US economic recovery: when, how strong, how lasting?

May 5, 1982

Americans will need a cool, far-sighted perspective to understand what is happening to their economy, given the mix of economic news on the horizon.

Government figures due out May 7 are likely to show that the US unemployment rate, now 9 percent, has risen to the highest level since the beginning of World War II.

Even a rise of 0.1 percent would push the jobless rate above any level reached since 1941, when unemployment averaged 9.9 percent for the year.

What is more, unemployment may continue to climb over the next few months, even if the current recession bottoms out and the economy begins to pick up.

''If industrial production levels out during the second quarter of the year, '' says Barry P. Bosworth, ''unemployment still may rise.'' Unemployment, in other words, is a lagging indicator of what is happening in the economy.

Employers tend to hold onto their workers as long as possible when recession comes. ''An employer carries people for a period of time,'' says Dr. Bosworth, a senior fellow at the Brookings Institution, ''a practice that used to be called labor hoarding.''

Conversely, having been forced finally to let workers go, employers tend to get as much mileage as possible out of reduced work forces before rehiring.

The economy may grow for as much as a quarter of a year, experts say, before the unemployment rate begins to shrink.

Americans, in other words, should not necessarily deduce from rising jobless figures that the economy is falling apart. Leading indicators--factors suggesting what the future is likely to bring--may tell a different story.

Such indicators include new orders for manufactured goods, orders for machine tools and equipment, building permits, length of the work week, and others.

So far the government's index of leading indicators has continued to sink, registering its 11th straight month of decline in March. There is, in short, little evidence to indicate that the recession has hit bottom, though many analysts--and certainly those within the Reagan administration--anticipate a leveling off in the April-June quarter.

''During the first quarter,'' says Murray Weidenbaum, chief economic adviser to President Reagan, ''there was a substantial inventory reduction'' by merchants trying to clear their shelves and warehouses of a backlog of unsold goods.

''If that process has been completed,'' says Mr. Weidenbaum,''the second quarter should be flat, maybe even slightly up, then stronger growth in the second half of the year.''

Beginning July 1, $45 billion will start to pour into the hands of consumers, through a 10 percent income tax reduction and, to 36 million elderly Americans, through higher social security benefits.

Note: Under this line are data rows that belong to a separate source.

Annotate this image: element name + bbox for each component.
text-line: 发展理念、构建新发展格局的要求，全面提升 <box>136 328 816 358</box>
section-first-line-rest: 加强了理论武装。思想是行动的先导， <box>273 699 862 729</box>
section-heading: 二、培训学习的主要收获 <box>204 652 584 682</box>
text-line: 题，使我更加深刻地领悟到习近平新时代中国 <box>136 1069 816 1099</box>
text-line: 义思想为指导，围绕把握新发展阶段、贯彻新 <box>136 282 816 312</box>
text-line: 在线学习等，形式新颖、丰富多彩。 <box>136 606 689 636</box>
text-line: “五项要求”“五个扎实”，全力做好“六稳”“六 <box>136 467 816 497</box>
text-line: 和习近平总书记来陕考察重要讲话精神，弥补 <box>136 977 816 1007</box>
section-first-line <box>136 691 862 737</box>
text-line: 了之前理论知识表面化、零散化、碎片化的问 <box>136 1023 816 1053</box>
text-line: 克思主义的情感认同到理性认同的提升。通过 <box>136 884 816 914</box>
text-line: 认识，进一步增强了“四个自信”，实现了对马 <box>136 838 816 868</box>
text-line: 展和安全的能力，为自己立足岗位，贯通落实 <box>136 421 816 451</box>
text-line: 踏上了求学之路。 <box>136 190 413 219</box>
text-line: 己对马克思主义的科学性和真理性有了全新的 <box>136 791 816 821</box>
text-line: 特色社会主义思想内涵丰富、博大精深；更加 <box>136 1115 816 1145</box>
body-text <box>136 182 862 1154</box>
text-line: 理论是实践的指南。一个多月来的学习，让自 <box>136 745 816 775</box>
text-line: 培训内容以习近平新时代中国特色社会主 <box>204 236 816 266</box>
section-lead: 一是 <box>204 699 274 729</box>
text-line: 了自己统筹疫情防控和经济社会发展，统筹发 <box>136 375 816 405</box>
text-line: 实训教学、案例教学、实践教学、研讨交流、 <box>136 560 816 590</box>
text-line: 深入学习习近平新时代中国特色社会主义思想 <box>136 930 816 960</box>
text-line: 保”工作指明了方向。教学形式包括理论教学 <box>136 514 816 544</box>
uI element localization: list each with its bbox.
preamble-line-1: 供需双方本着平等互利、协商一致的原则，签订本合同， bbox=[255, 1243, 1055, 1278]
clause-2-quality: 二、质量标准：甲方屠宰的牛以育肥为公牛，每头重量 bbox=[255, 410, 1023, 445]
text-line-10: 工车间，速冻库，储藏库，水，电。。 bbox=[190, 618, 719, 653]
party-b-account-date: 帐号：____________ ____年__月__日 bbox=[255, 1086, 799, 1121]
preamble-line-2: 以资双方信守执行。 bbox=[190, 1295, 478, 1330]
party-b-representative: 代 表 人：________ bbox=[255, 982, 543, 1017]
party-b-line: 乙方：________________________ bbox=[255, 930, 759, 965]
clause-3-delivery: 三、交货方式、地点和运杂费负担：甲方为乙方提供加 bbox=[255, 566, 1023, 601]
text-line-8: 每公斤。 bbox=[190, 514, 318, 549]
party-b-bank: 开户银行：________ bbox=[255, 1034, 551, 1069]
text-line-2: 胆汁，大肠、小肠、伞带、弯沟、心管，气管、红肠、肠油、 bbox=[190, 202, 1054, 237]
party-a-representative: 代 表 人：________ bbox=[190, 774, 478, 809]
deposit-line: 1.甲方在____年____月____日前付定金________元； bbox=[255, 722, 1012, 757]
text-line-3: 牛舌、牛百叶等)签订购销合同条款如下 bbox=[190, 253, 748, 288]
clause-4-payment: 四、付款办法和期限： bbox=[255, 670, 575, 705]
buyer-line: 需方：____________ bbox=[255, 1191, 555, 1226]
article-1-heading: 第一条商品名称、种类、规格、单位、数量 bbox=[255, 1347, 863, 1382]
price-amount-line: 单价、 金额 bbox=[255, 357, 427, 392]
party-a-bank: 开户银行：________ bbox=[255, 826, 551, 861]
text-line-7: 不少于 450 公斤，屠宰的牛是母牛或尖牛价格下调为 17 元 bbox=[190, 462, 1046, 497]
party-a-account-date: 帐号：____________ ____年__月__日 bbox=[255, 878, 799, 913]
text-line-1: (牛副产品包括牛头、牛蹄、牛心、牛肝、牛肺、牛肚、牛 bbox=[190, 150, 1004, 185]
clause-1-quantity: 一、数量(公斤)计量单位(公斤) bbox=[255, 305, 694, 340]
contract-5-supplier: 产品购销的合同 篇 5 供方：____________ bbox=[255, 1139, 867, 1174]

Much of that money will be spent, providing a spur to retail sales and to the economy as a whole--but not enough, many experts agree, to bring the economy ''roaring back,'' as Treasury Secretary Donald T. Regan has claimed.

A growing economy will butt up against high interest rates, which are not expected to fall significantly until Congress and the White House fashion a 1983 budget indicative of lower deficits in the future.

This means, says Bosworth, that unemployment may remain high for some time to come. To cause the jobless rate to fall by 1 percent, he says, ''You look for an economic growth rate of 5 or 6 percent after a recession. You need something close to a 3 percent growth rate, just to hold your own on unemployment.''

This time around, many economists believe a 5 to 6 percent increase in the gross national product is unlikely because of high interest rates.

Bosworth's conclusion: The US jobless rate may not fall below 8.5 to 9 percent over the next 12 months.